IBM is using tiny rivers of water to cool computer chips that have circuits and components stacked on top of each other – a design the researchers say promises to advance Moore’s law, and significantly reduce energy consumed by data centres.

IBM researchers, in collaboration with the Fraunhofer Institute, Berlin, have created a prototype device that integrates the cooling system into the 3D chips by piping water directly between each layer in the stack. These so-called 3D chip stacks – which take chips and memory devices that traditionally sit side-by-side on a silicon wafer and stacks them together on top of one another – presents one of the most promising approaches to enhancing chip performance beyond its predicted limits.

This development follows IBM’s advance in chip-stacking technology in a manufacturing environment, which when compared to 2D chips, shortens the distance information on a chip needs to travel by up to 1000 times, and allows for the addition of up to 100 times more channels, or pathways for that information to flow.

Thomas Brunschwiler, project leader, IBM, explained: “As we package chips on top of each other to significantly speed a processor’s capability to process data, we have found that the conventional coolers attached to the back of a chip don’t scale. In order to exploit the potential of high-performance3D chip stacking, we need interlaying cooling.

“Until now nobody has demonstrated viable solutions to this problem.”

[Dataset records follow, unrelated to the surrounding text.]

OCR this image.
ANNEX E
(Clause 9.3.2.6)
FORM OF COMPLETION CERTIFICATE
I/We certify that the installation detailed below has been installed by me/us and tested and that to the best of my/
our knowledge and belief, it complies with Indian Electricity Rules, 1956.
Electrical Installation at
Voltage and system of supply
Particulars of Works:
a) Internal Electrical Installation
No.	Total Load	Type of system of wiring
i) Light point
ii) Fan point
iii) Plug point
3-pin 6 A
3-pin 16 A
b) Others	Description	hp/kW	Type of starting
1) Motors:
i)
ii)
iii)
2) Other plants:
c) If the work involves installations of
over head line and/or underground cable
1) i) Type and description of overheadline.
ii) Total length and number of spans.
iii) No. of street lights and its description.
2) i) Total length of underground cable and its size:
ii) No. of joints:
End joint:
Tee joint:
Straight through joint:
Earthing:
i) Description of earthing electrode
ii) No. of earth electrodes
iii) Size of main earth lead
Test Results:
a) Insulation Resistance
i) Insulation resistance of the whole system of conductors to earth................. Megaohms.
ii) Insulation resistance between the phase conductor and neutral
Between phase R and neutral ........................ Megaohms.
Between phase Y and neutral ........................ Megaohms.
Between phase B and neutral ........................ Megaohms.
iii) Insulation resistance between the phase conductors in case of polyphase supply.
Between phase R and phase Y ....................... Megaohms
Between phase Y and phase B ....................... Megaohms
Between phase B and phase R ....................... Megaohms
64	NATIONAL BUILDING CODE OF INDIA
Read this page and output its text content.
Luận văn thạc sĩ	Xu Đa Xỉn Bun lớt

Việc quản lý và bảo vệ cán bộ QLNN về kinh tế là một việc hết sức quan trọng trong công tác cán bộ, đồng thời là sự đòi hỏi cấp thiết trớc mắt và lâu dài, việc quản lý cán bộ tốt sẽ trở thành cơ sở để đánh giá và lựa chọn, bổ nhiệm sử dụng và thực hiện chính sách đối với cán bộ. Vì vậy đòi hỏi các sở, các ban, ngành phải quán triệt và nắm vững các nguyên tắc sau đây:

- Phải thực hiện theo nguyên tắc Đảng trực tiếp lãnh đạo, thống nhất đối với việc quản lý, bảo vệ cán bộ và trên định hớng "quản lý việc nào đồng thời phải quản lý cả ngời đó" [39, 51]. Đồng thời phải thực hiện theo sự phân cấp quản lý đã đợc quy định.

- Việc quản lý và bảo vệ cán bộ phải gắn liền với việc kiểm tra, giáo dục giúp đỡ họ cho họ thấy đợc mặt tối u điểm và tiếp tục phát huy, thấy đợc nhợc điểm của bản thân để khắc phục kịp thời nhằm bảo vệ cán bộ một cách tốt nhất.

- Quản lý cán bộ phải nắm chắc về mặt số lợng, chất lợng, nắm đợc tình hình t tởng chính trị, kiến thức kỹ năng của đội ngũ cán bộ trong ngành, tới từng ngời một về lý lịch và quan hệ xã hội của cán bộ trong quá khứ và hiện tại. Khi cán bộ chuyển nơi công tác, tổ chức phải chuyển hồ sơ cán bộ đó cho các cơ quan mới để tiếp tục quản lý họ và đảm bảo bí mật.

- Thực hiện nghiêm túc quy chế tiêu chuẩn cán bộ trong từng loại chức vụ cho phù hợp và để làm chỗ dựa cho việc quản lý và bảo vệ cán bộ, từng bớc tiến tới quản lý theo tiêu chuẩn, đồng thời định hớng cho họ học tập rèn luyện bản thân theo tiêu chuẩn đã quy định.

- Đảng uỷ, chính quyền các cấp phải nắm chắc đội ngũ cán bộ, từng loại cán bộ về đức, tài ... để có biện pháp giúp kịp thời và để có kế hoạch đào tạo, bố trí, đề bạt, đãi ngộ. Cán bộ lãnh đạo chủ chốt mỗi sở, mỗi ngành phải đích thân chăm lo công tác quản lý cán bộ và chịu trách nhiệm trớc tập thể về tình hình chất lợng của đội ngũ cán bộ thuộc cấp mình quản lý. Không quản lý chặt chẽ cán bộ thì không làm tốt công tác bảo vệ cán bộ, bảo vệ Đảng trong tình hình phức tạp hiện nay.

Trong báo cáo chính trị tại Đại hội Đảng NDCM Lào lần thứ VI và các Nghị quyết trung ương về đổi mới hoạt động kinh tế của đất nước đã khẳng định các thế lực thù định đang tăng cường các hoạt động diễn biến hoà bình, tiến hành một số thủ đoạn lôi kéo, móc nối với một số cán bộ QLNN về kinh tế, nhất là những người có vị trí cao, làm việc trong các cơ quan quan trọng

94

3D chip stacks would have an aggregated heat dissipation of close to 1kw – 10 times greater than the heat generated by a hotplate – with an area of 4cm2 and a thickness of about 1mm, with each layer possessing an additional barrier to heat removal.

The IBM team piped water into cooling structures 50 microns thick, between the individual chip layers in order to remove heat efficiently at the source. Using the superior thermophysical qualities of water, scientists were able to demonstrate a cooling performance of up to 180W/cm2 per layer for a stack with a typical footprint of 4cm2.

During experiments, scientists piped water through a 1 x 1cm test vehicle, consisting of a cooling layer between two dies or heat sources. The cooling layer measures 100 microns in height and is packed with 10,000 vertical interconnects per cm2.

The team overcame technical challenges in designing a system that maximises the water flow through the layers, yet hermetically seals the interconnects to prevent water from causing electrical shorts.

The individual layers were fabricated using existing methods, except for those which needed to be etched or drilled to allow for signal transmission from layer layer to the next. To insulate these, scientists left a silicon wall around each interconnect (also referred to as silicon vias) and added a fine layer of silicon oxide to insulate he electrical interconnects from the water. The structures had to be fabricated to an accuracy of 10 microns, 10 times more accurate than for interconnects and metallisations in current chips.

To assemble the individual layers, Bruschweiler, along with colleagues from the Fraunhofer Institute, developed a sophisticated thin-film soldering technique. Using this technique, scientists achieved the high quality precision and robustness needed to ensure thermal contacts to the required standard, and electrical contacts without shorts.

In the final setup, the assembled stack is placed in a silicon cooling container with water pumped in from one side. This flows between the individual chip layers before exiting on the other side.

Using simulations, scientists extrapolated the experimental results of their test vehicle to a 4cm2 chip stack and achieved a cooling performance of 180W/cm2.

In the future, Bruschweiler and this team hope to optimise cooling systems for even smaller chip dimensions and more interconnections. They also plan to investigate additional structures for hotspot cooling.